Toujours en se vivifiant à cet air meurtrier ou en voguant sur les écumes du vers libre qui refourguait par d’autres Mondes ce qu’il existait dans les larmes d’une jeune femme et dans ses yeux un monde si étrange d’aspirations Ascensionnelles !
En retombant dans un amas de poussière, ses talons tandis que, dans l’obscurité, doucement elle se laissa tomber mollement dans mes bras tandis que la rétine des skinheads se goinfrait de loin, dans les wagons de luxe d’un train, de fantaisies lubriques largement accompagnées de fritures, cassoulets, garnitures, fruits de mer additionnés d’un zeste acide et sexuel ; fantaisies lubriques par retouche certes mais à la fois virtuelles et avilissantes, qui venaient se perdre au milieu de tous ces algorithmes générés par un étrange logiciel…
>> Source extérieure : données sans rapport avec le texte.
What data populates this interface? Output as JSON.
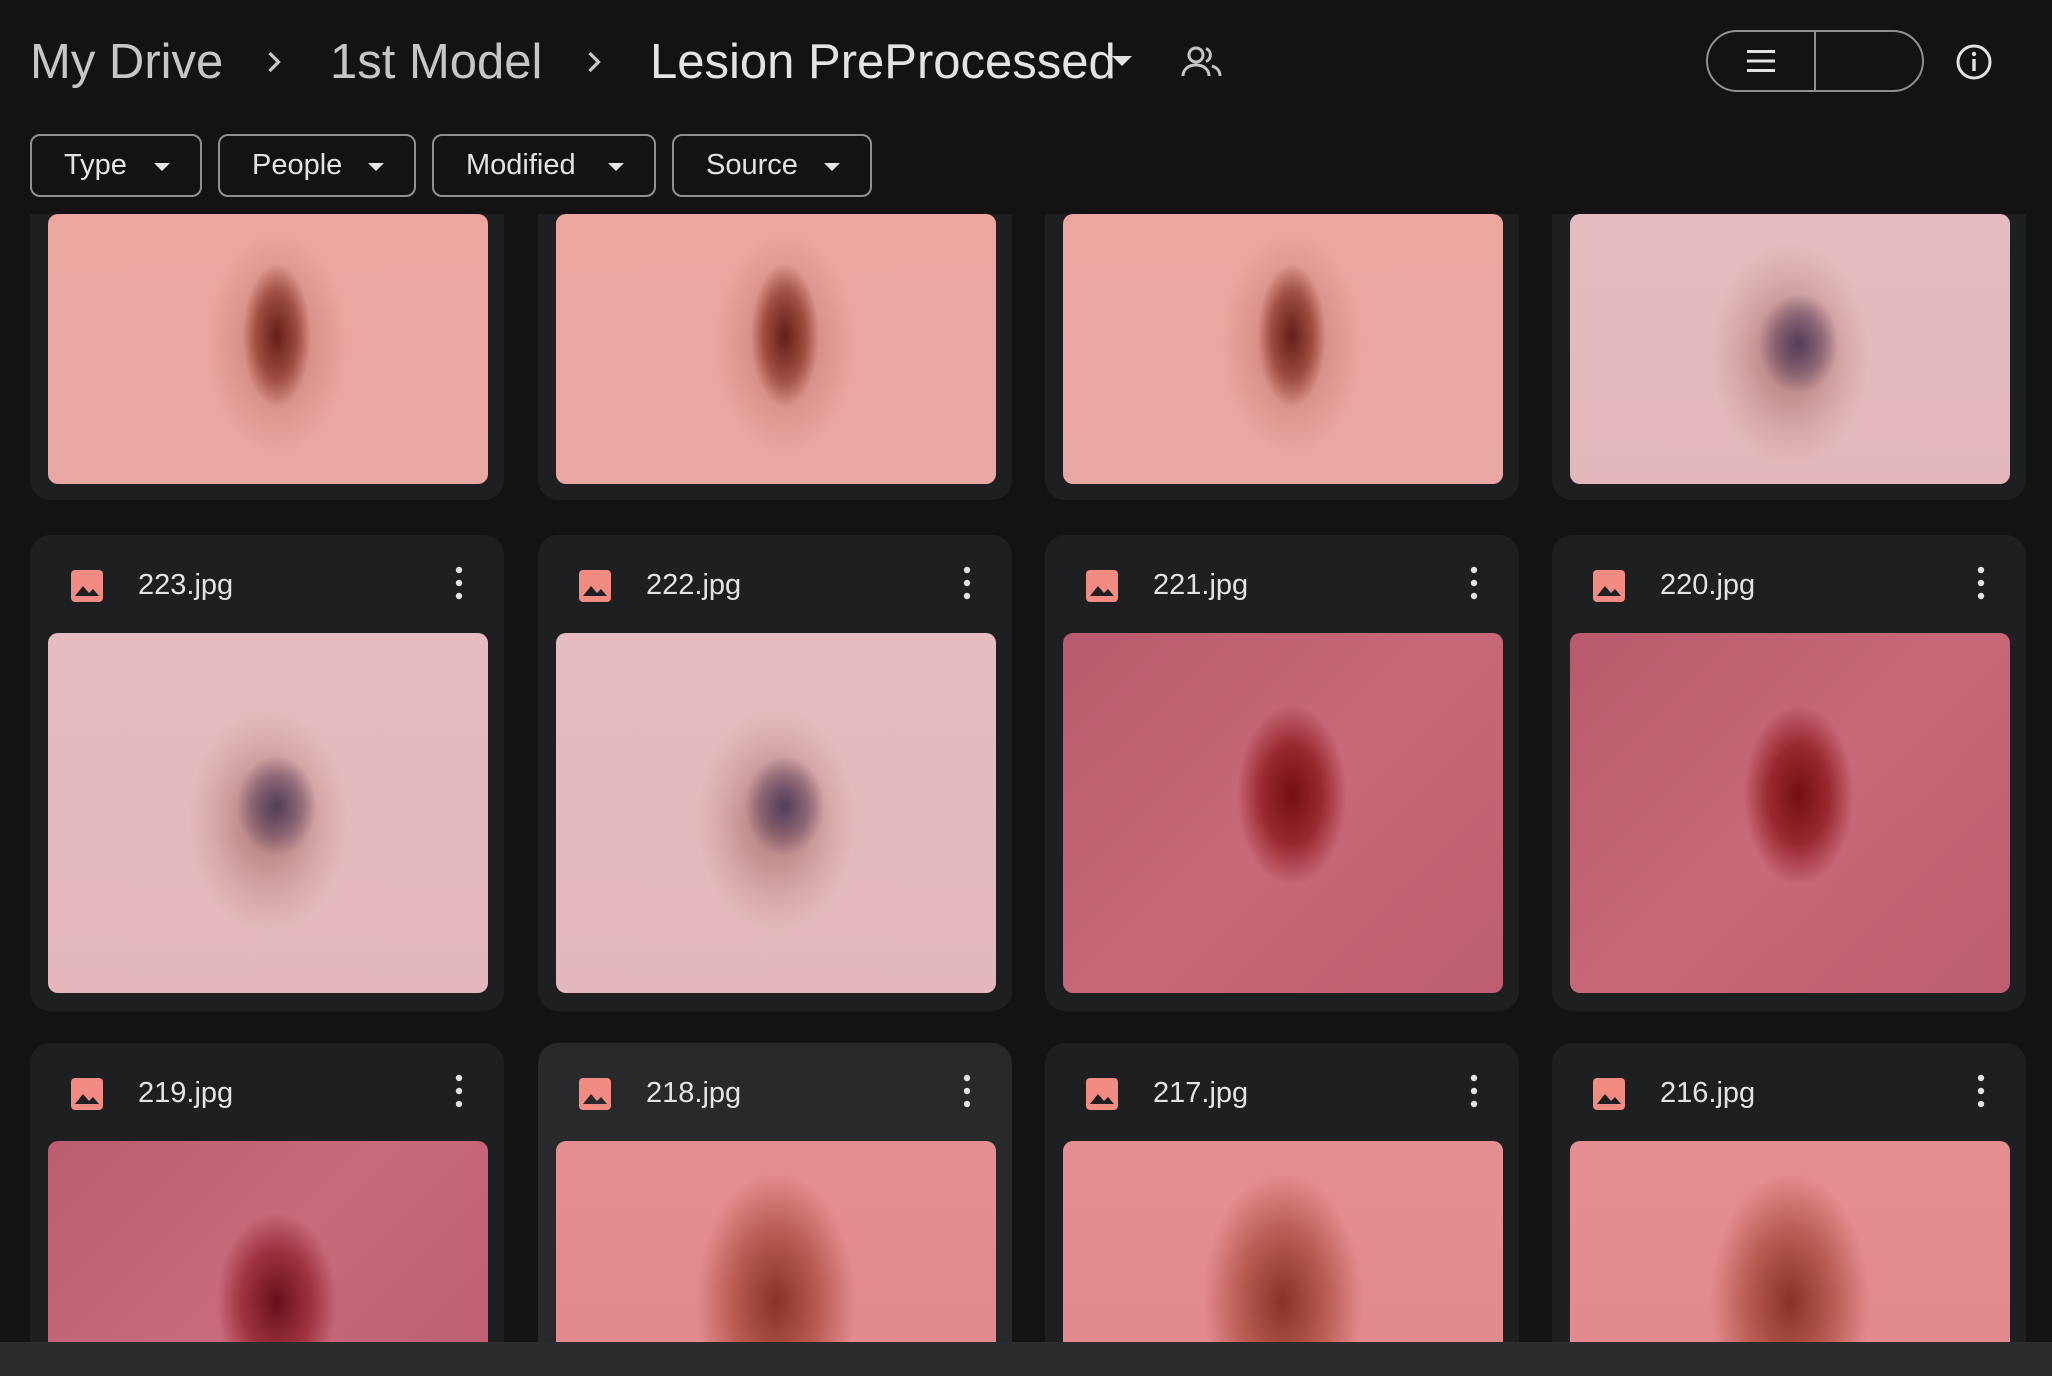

Ils n’avaient pas le bon manuel, leurs dieux qui voulaient éteindre pour de bon toutes leurs machines, les passagers du train les accompagnant, pour les aider à écrire des poèmes qui résistaient au feu, aux mensonges, aux masques hilares ; en éteignant pour de bon ma machine, je lui écrivais un poème où il y avait une chandelle oubliée, cachée, puis retrouvée en l’honneur des défunts… Des défunts pour réinventer encore d’autres mondes !
Des défunts masqués, eux et elle dans la caméra et elle, elle m’observait dans le miroir ; dehors sur la terrasse de sa chambre d’hôtel, émergeant de l’obscurité comme aimantés par le plan fixe, perpendiculaire et délavé, tantôt visible, tantôt perdu à nouveau, de la bobine 5 des hologrammes des visages monstrueux, d’Elephant Men toujours en noir et blanc qui pourraient se satisfaire d’une gueule de bois comme un remède à l’antique initié par des symboles sorciers.
Gueule de bois que les saule pleureurs avec mes mains qui caressaient ses jeunes seins monochromes, deux petites bulles fermes à la minuscule pointe sombre, que les saules pleureurs, dis-je se remployaient, pour elle et pour moi, à m’apprivoiser et à l’apprivoiser et pensait à ce café que nous avions bu ensemble dans une ville sans noyau ou sans couleurs… le jour de la fête des Morts…
Plus tard, j’ouvris le tiroir de mon bureau et trouvai aussitôt une enveloppe contenant un tirage de photos floues en noir et blanc. L’enquête pouvait alors commencer. Se refusant à toute logique, à toutes conceptions hétérosexuelles, toutes ces lesbiennes, et elle parmi elles, en étaient parfaitement saturées, malgré tout.